Identify your spending triggers and traps
Understand why you spend the way you do.
How do you use credit?
- Do you whip out your card for every little purchase or reserve it for larger expenses?
- Do you use credit because you hope to earn rewards on your purchases or because you don’t always have cash to pay for things?
Think about when you spend on credit and how it makes you feel.
- If you have a bad day on the job do you console yourself with a mini shopping spree?
- Do you spend when you’re bored?
- Do you buy things just for yourself or do you shop for other people?
- Do you feel regret or shame after you’ve made a purchase on credit?
Your patterns can help you identify the factors that push you to use credit and thus, add to your debt. Once you know what triggers your spending, you can work towards controlling them.
Get back to budgeting basics
Your budget is your friend. It’s designed to put you in control of every dollar and how it’s used. Your budget allows you to choose how your money is spent, based on the priorities that are most important to you. If you haven’t looked at your budget lately, or you’ve never drafted a budget at all, it’s time to dig in and face up to what you’re really spending each month.
Creating a budget when you’re in debt starts with adding up how much money you have coming in each month, and comparing it to your financial obligations. That includes necessities, like housing, insurance, food and transportation, and extras, like cell phone service, gym memberships, new clothes or entertainment.
Look back at your spending habits over a period of time, such one to three months, to see what your biggest money drains are.
One of the easiest ways to do that is to use a finance app that lets you link your bank account and records your purchases for you. Some apps also let you link up your credit card accounts so you can see at a glance how your balances have increased or decreased over time.
If you’re serious about declaring independence from debt, the next step is to carve out extra money to put towards repayment.
- Cut some of your nonessential spending and weed out certain expenses altogether
- Try to reduce some of your fixed expenses. Take on a roommate, for example, to lower your housing costs.
- Make your debt less expensive. That’s where Credit Sesame comes in.
Use the Credit Sesame dashboard to get a grip on your credit card debt
As a Credit Sesame member, you have access to a personalized dashboard that includes information about your credit and debt. When you log in, you can see your free credit report summary, which includes your credit score, as well as a breakdown of all your different debts, including:
- Credit cards
- Student loans
- Auto loans
- Mortgage loans
- Personal loans
How does that help you to break the debt cycle? Two ways.
- First, you can see how much of your income goes to debt each month, including what the minimum payments are for each debt.
- Second, you can see how much you pay in interest for each of your debts. When you look at your credit card accounts, if you notice that some have higher APRs, this is a good time to look for ways to bring the rates down so that you can pay off the debt faster.
That’s something else Credit Sesame can help with.

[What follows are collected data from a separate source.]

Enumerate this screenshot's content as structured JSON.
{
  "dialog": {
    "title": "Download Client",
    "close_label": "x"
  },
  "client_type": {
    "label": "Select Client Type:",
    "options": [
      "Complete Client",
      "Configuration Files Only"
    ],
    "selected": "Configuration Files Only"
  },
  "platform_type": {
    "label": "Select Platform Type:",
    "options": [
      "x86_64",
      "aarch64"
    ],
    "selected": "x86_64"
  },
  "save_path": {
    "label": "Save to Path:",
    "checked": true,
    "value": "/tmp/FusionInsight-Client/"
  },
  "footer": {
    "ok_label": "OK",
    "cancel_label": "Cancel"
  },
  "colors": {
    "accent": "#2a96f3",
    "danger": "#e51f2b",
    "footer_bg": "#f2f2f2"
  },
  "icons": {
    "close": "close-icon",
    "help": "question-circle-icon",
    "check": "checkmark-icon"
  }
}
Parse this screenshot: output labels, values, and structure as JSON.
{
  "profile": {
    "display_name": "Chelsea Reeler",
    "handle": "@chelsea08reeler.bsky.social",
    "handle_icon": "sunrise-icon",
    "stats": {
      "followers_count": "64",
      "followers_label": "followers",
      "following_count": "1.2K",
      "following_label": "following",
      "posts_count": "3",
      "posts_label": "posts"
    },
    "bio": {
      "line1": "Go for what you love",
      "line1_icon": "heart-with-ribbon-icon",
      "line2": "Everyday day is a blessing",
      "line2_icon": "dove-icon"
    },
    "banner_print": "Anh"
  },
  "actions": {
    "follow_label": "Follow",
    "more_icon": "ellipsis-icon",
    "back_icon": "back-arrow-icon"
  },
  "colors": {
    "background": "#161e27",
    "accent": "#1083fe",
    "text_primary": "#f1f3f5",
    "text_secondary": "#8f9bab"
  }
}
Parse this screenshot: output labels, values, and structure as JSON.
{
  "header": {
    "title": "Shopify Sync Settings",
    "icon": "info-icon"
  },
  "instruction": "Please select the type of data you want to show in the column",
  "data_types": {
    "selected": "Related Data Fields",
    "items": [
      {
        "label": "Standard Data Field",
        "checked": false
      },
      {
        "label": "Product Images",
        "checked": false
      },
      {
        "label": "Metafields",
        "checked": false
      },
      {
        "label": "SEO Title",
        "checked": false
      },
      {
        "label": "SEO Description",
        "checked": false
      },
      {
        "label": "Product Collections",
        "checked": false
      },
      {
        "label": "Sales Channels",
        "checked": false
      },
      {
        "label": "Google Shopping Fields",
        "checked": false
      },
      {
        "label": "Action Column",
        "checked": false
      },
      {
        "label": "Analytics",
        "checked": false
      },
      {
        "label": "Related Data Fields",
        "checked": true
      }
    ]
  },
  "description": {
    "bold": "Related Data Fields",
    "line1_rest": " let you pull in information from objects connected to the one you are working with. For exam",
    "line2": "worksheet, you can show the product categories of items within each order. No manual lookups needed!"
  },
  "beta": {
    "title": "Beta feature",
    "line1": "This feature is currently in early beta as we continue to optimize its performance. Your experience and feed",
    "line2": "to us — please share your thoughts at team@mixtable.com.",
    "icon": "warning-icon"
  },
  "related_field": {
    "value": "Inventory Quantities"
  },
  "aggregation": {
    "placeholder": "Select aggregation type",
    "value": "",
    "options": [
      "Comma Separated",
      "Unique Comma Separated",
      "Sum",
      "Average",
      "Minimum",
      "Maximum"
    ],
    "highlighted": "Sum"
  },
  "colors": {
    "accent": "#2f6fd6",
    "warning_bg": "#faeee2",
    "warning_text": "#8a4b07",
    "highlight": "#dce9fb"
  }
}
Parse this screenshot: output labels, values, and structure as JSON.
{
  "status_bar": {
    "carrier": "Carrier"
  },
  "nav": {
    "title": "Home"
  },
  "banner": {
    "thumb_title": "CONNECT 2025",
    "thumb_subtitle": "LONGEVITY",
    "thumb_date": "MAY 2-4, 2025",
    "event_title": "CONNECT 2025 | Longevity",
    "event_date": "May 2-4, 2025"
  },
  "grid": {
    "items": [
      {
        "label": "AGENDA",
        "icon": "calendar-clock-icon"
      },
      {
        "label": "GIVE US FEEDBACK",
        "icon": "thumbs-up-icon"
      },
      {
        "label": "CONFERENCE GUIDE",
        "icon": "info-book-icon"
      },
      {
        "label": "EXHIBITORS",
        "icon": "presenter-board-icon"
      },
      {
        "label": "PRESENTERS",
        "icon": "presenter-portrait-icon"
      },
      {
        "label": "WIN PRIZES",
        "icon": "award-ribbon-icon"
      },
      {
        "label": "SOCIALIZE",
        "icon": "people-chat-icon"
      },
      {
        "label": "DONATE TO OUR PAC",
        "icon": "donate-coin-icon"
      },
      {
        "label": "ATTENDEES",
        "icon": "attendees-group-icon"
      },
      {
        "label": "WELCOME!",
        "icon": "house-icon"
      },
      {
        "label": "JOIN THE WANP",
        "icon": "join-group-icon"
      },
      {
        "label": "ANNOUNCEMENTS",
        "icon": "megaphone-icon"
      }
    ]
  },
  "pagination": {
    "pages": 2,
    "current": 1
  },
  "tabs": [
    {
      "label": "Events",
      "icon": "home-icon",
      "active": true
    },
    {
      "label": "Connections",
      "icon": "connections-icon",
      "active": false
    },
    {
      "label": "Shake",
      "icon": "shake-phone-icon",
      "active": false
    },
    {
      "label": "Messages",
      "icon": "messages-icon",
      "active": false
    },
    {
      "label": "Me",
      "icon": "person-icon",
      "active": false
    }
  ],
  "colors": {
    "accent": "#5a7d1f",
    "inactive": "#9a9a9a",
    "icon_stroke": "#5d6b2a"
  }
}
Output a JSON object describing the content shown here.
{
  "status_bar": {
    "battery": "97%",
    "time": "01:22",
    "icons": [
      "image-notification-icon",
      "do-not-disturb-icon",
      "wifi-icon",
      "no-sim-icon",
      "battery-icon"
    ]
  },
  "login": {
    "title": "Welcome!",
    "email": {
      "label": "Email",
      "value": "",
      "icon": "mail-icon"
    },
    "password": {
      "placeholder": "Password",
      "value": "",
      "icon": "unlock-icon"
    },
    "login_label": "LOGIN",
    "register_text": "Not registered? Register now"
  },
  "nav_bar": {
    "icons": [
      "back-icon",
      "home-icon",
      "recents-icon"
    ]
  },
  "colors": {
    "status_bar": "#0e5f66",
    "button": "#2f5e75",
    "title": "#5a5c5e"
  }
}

Credit Sesame recommends money-saving credit products
On the dashboard, you’ll find ways to improve your debt situation. One of those options is to transfer your credit card balances to a new card with a lower APR, possibly a zero percent introductory rate for a period of time. Your recommendations will show balance transfer credit cards that you might qualify for, based on your credit profile.
Most balance transfer offers charge a fee equaling a percentage of the amount transferred. It may be worth it because you could save a lot more over time. Just remember that you have to complete your payoff plan before the promotional period expires or the regular variable APR will apply to any remaining balance.
A personal loan to consolidate your credit cards or other high interest debt may be another option, and you’ll find loan recommendations on your Credit Sesame dashboard. Rates for a personal loan may be slightly higher compared to a balance transfer offer but it’s something to consider if you need a longer window to pay off the debt.
Create a system of checks and balances so you don’t add to your debt going forward
Finding your way to financial independence is a major accomplishment and you don’t want to backtrack once you’ve made a dent in your credit card debt.
The easiest way to avoid a credit slipup is to leave your cards at home. If you’re not comfortable going out sans plastic, you can try a different tactic, like enforcing a 48-hour waiting period before you make a purchase. The key is to create some boundaries for yourself and stick to them so you’re no longer adding to your debt.
If you’re tempted to cut up your credit cards or cancel your accounts altogether, think about what that could mean for your credit score first. Your credit utilization (meaning how much of your available credit limit you’re using) impacts 30% of your credit score. When you close accounts down, that shrinks your available credit, which may hurt your score. You may benefit more by leaving those accounts open, especially if you’re still carrying balances on some of your cards. Also, part of your credit score is based on the average age of your accounts, and older is better.